Mientras que la visión occidental considera que los derechos de las mujeres sean un logro individual, para el pueblo maya, la equidad de género está íntimamente ligada a la cohesión de la comunidad. El problema, por supuesto, es que debido a 120 años de invasión y violencia, gran parte de esa cohesión ha sido socavada. La violencia hacia las mujeres lamentablemente presente en las comunidades ixiles hoy en día se caracteriza por una complementariedad o reciprocidad que no conduce hacia el equilibrio.
La tradicional división de los roles de género entre el hogar (mujer) y la tierra (hombre) ha comenzado a desmoronarse debido al mayor número de hombres que abandonan la agricultura para emigrar a los centros urbanos o hacia el Norte. Mientras que la mayoría de las mujeres siguen atadas a la casa, cada vez más los hombres están adaptando estilos de vida que los llevan lejos de sus familias, los introducen en la economía monetaria (fuera de la economía de subsistencia), y les instruyen en las nuevas visiones del mundo que intentan convencerles que la comunidad tradicional donde creció está desactualizado, atrasada y anticuada. Las infinitas tentaciones de la economía de consumo se suman a la creciente insatisfacción con los estilos de vida tradicionales, alteran aún más las tradiciones ancestrales de vivir la equidad de género y aumenten las formas de violencia que sufren las mujeres ixiles hoy.
El problema de ofrecer el «empoderamiento individual» de las mujeres como respuesta única al problema de la desigualdad de género entre la población ixil es doble. En primer lugar, esta «solución» que lleva a las mujeres lejos de sus comunidades hacia los centros urbanos donde existen los pocos empleos, a menudo deja a las mujeres en peores situaciones de violencia que las que buscaban escapar. La mujer que trabaja un turno de 12 horas en una maquila por un salario de miseria bajo la autoridad a menudo violenta de un jefe generalmente hombre no se encuentra en una mejor situación que la mujer que pasa doce horas al día cocinando entre el humo en su propia casa. Los puestos de trabajo que suelen estar disponibles para las mujeres, especialmente para las amas de casa con poca o ninguna educación formal, son vagamente feudal a lo mejor.

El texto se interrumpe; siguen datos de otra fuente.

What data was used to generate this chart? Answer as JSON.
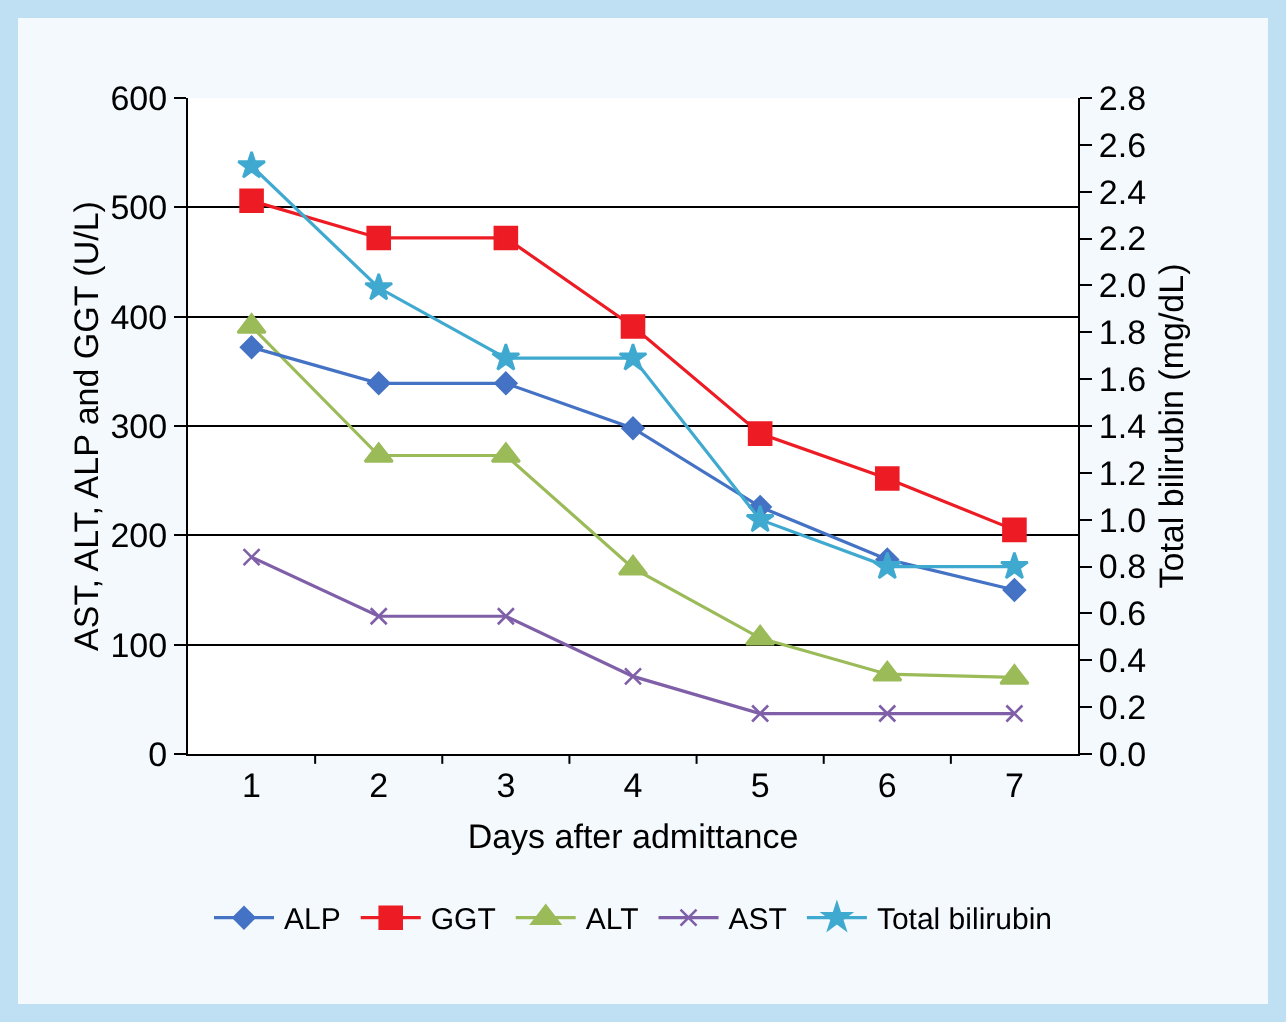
{
  "chart_data": {
    "type": "line",
    "xlabel": "Days after admittance",
    "ylabel": "AST, ALT, ALP and GGT (U/L)",
    "y2label": "Total bilirubin (mg/dL)",
    "categories": [
      "1",
      "2",
      "3",
      "4",
      "5",
      "6",
      "7"
    ],
    "series": [
      {
        "name": "ALP",
        "color": "#4472c4",
        "marker": "diamond",
        "values": [
          372,
          339,
          339,
          298,
          226,
          178,
          150
        ]
      },
      {
        "name": "GGT",
        "color": "#ed1c24",
        "marker": "square",
        "values": [
          506,
          472,
          472,
          391,
          293,
          252,
          205
        ]
      },
      {
        "name": "ALT",
        "color": "#9bbb59",
        "marker": "triangle",
        "values": [
          391,
          273,
          273,
          170,
          106,
          73,
          70
        ]
      },
      {
        "name": "AST",
        "color": "#7f5fa8",
        "marker": "cross",
        "values": [
          180,
          126,
          126,
          71,
          37,
          37,
          37
        ]
      },
      {
        "name": "Total bilirubin",
        "color": "#3fa9d0",
        "marker": "star",
        "axis": "y2",
        "values": [
          2.51,
          1.99,
          1.69,
          1.69,
          1.0,
          0.8,
          0.8
        ]
      }
    ],
    "ylim": [
      0,
      600
    ],
    "yticks": [
      0,
      100,
      200,
      300,
      400,
      500,
      600
    ],
    "y2lim": [
      0,
      2.8
    ],
    "y2ticks": [
      {
        "value": 0,
        "label": "0.0"
      },
      {
        "value": 0.2,
        "label": "0.2"
      },
      {
        "value": 0.4,
        "label": "0.4"
      },
      {
        "value": 0.6,
        "label": "0.6"
      },
      {
        "value": 0.8,
        "label": "0.8"
      },
      {
        "value": 1,
        "label": "1.0"
      },
      {
        "value": 1.2,
        "label": "1.2"
      },
      {
        "value": 1.4,
        "label": "1.4"
      },
      {
        "value": 1.6,
        "label": "1.6"
      },
      {
        "value": 1.8,
        "label": "1.8"
      },
      {
        "value": 2,
        "label": "2.0"
      },
      {
        "value": 2.2,
        "label": "2.2"
      },
      {
        "value": 2.4,
        "label": "2.4"
      },
      {
        "value": 2.6,
        "label": "2.6"
      },
      {
        "value": 2.8,
        "label": "2.8"
      }
    ],
    "grid": "y",
    "legend": "bottom",
    "line_style": "solid"
  }
}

En segundo lugar, esta «solución» se basa en los principios del sistema económico imperante que depende de la destrucción de comunidades rurales y locales para crear un exceso de mano de obra para los centros industriales. La destrucción de las comunidades locales elimina de una vez la posibilidad de una cohesión de la comunidad que, como hemos dicho, es el requisito necesario para garantizar los derechos de las mujeres en el campo.
Para responder a los problemas de desigualdad de género y violencia que enfrentan las mujeres, la tendencia en el mundo de hoy se centra en la «individualización» de los derechos promovidos por la mentalidad occidental, que es en última instancia, desconocido por las comunidades indígenas y ajeno a su íntima realidad. Aunque ninguna comunidad tiene una estructura de gobernanza perfecta ni puede garantizar el respeto absoluto por los derechos de todos, el reto de recuperar y reconstruir las tradiciones y prácticas ancestrales indígenas de las relaciones entre hombres y mujeres representan un camino mucho más saludable y más prometedor para lograr una equidad de género más profunda y verdadera.